Cross Elasticity: It is defined as the percentage change in the demand for an item (X) with the unit percentage change in the price of its substitute/complement item (Y).
A positive cross elasticity suggests that items X and Y are substitute items.
A negative cross elasticity suggests that items X and Y are complementary items.
Example:
- Calculate the cross elasticity for X if the quantity demanded for X changes from 30 to 20, while price of Y changes from Rs 10/unit to Rs 15/unit.
- Price Elasticity explains the effect of the price of item(A) on demand of the same item(A). Cross elasticity, on the other hand, explains the effect of the price of another item(B) on the demand of item(A).
Cross Elasticity for Substitute Goods
- For substitute goods X and Y, if the price of Y increases, it leads to an increase in demand for X. So, the cross elasticity comes out as positive for substitute items.

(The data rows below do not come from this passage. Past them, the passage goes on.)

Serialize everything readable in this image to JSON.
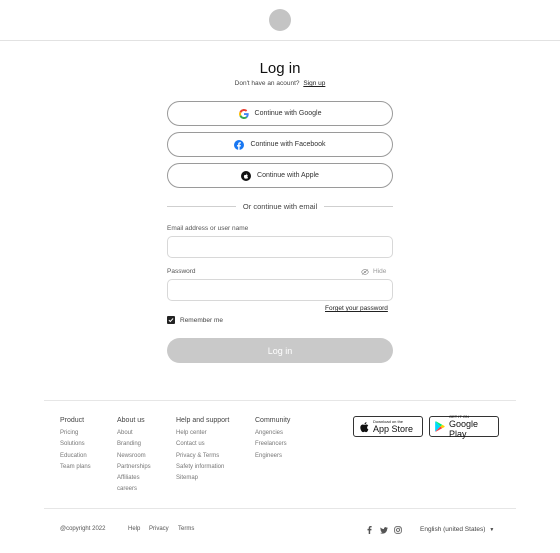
{
  "header": {
    "logo": "logo-circle"
  },
  "login": {
    "title": "Log in",
    "no_account_text": "Don't have an acount?",
    "signup_link": "Sign up",
    "google_label": "Continue with Google",
    "facebook_label": "Continue with Facebook",
    "apple_label": "Continue with Apple",
    "divider_text": "Or continue with email",
    "email_label": "Email address or user name",
    "email_value": "",
    "password_label": "Password",
    "hide_label": "Hide",
    "password_value": "",
    "forgot_link": "Forget your password",
    "remember_label": "Remember me",
    "remember_checked": true,
    "submit_label": "Log in"
  },
  "footer": {
    "columns": [
      {
        "heading": "Product",
        "items": [
          "Pricing",
          "Solutions",
          "Education",
          "Team plans"
        ]
      },
      {
        "heading": "About us",
        "items": [
          "About",
          "Branding",
          "Newsroom",
          "Partnerships",
          "Affiliates",
          "careers"
        ]
      },
      {
        "heading": "Help and support",
        "items": [
          "Help center",
          "Contact us",
          "Privacy & Terms",
          "Safety information",
          "Sitemap"
        ]
      },
      {
        "heading": "Community",
        "items": [
          "Angencies",
          "Freelancers",
          "Engineers"
        ]
      }
    ],
    "app_store": {
      "small": "Download on the",
      "big": "App Store"
    },
    "google_play": {
      "small": "GET IT ON",
      "big": "Google Play"
    },
    "copyright": "@copyright 2022",
    "bottom_links": [
      "Help",
      "Privacy",
      "Terms"
    ],
    "social_icons": [
      "facebook-icon",
      "twitter-icon",
      "instagram-icon"
    ],
    "language": "English (united States)"
  },
  "colors": {
    "accent_disabled": "#c9c9c9",
    "google_blue": "#4285F4",
    "facebook_blue": "#1877F2"
  }
}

- E.g. Tea and Coffee are substitutes, so if the price of tea increases, demand for coffee will increase. Hence cross elasticity will be positive.
Example:
- Calculate the cross elasticity for item P if the quantity demanded item P changes from 10 to 20, while the price of Q changes from Rs 20/unit to Rs 25/unit. Also, find how X and Y items are related.
- % change in demand of P = (20 - 10)/10 = 100%
- % change in price of Q = (25 - 20)/20 = 25%
- So, cross-price Elasticity = 100/25 = 4
A positive cross elasticity suggests that items X and Y are substitute items.
Graph for Cross Elasticity for Substitute Items is shown below:
Cross Elasticity for Complementary Goods
For complementary goods X and Y, if the price of Y increases, it leads to a decrease in demand for X. So, the cross-price elasticity comes out as negative for substitute items.- E.g. Cars and Petrol are complementary, so if the price of cars increases, the demand for petrol will decrease. Hence cross elasticity will be negative.
Example:
- Calculate the cross elasticity for item A if the quantity demanded item X changes from 30 to 20, while the price of Y changes from Rs 10/unit to Rs 15/unit. Also, find how X and Y items are related.
- % change in demand of X = (20 - 30)/30 = (-)33.33%
- % change in price of Y = (15 - 10)/10 = 50%
- So, cross-price Elasticity = (-) 33.33/50 = (-)0.67
.
Graph for Cross Elasticity for Complementary Items is shown below:
- The relevance of Cross Elasticity: Cross elasticity of demand is an important concept for industries and production units. Research analysts in a company closely analyze the cross elasticity trends in the market between related products and then set prices for their products.
- A company can sell its premium product at a higher price if it has no substitutes. However, if a product has a strong substitute available in the market, then the company will strategically market and price that product to ensure a steady demand.